Now as this new source of economic growth expands throughout the economy, it is going to need foundations: rules of the marketplace that are consistent with its needs, and resources to fuel its development. The right government policies become important--or at least the wrong government policies become significant obstacles.
Two historical examples. First, Swift's and Armour's idea of a little more than a century ago: mass-slaughter beef in Chicago, ship it dressed to Boston, and undercut local small-scale Boston-area slaughterhouses by a third at the butchershop. A very good business plan, unless the Massachusetts legislature required--for "health" and "safety"--that meat sold in Massachusetts be inspected live and on the hoof by a Massachusetts meat inspector before slaughter. Without the right rules--federal preemption of state health and safety regulation affecting interstate commerce--it doesn't work.
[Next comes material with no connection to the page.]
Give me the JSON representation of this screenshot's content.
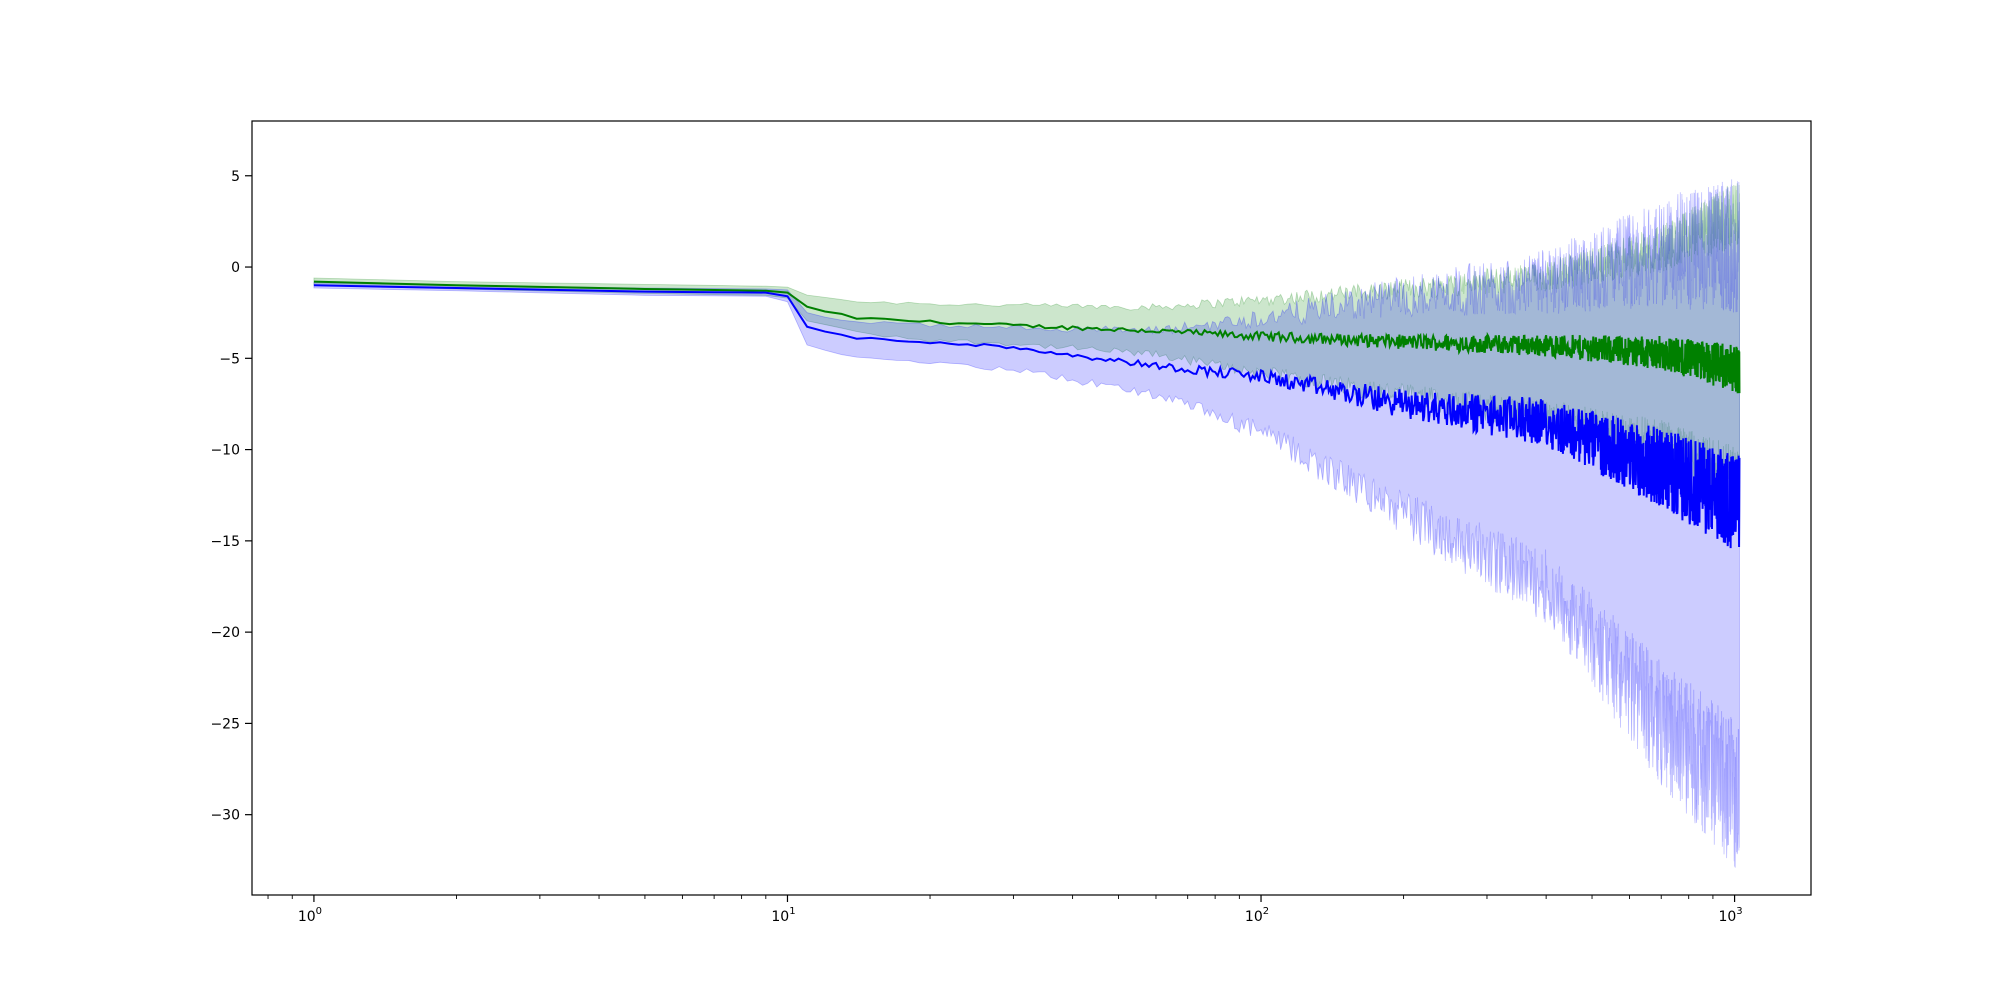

And the new source of economic growth cannot flourish without the right resources. Manchester in England was the center of the industrial revolution. But who noticed that the British government wasn't building schools for the children of Manchester's factory workers? By the end of the nineteenth century the lack of a well-schooled workforce in Britain meant that the post-steam-engine technologies of electricity, metallurgy, and chemistry moved to Germany--where investments in schools had been made. And Britain entered its half-the-twentieth-century death struggle with anti-democratic German regimes with its large initial edge in technology and productivity already squandered because politicians hadn't provided the right resources to support rapid industrial growth.
And as we sketch out our clear and coherent framework, we also need to make sure that the phrase "new economy"--or whatever shorthand we ultimately rely on--means what we want it to mean in the modern political debate. All kinds of people are using the phrase "new economy" to mean things that we do not believe in--and that are probably false: that there will never be another recession, or another bear market.
Our framework also needs to highlight that this techno-economic revolution has--so far--proven to be overwhelmingly an American one. The entrepreneurial, risk-loving, independence-rewarding culture of the Americas has proven vastly more effective at sparking innovation and driving through to success than the cultures--loyalty-rewarding, consensus-loving, organization-building--abroad. A decade and a half ago many of us saw as mounting a serious and significant challenge to the United States's role as the leading edge of world technological development.
And our framework needs to highlight that this revolutin will not stay all-American forever, is not staying all-American now. Is it Jeff Sachs or Michael Porter who rates Finland as the most entrepreneurial country in the world? And how will Finnish wireless innovation build on its recent success? What competitive advantages does the European wireless standard offer?
Preserving the benefits of the network and a level playing field for U.S. innovators in a world in which national rules can have subtle effects and other governments have strong attachments to national standards may prove difficult.
If we do a good job at laying out this framework--and if it does get taken up--then it will help shape the policy debate in constructive directions.
But let me turn that topic back over to John.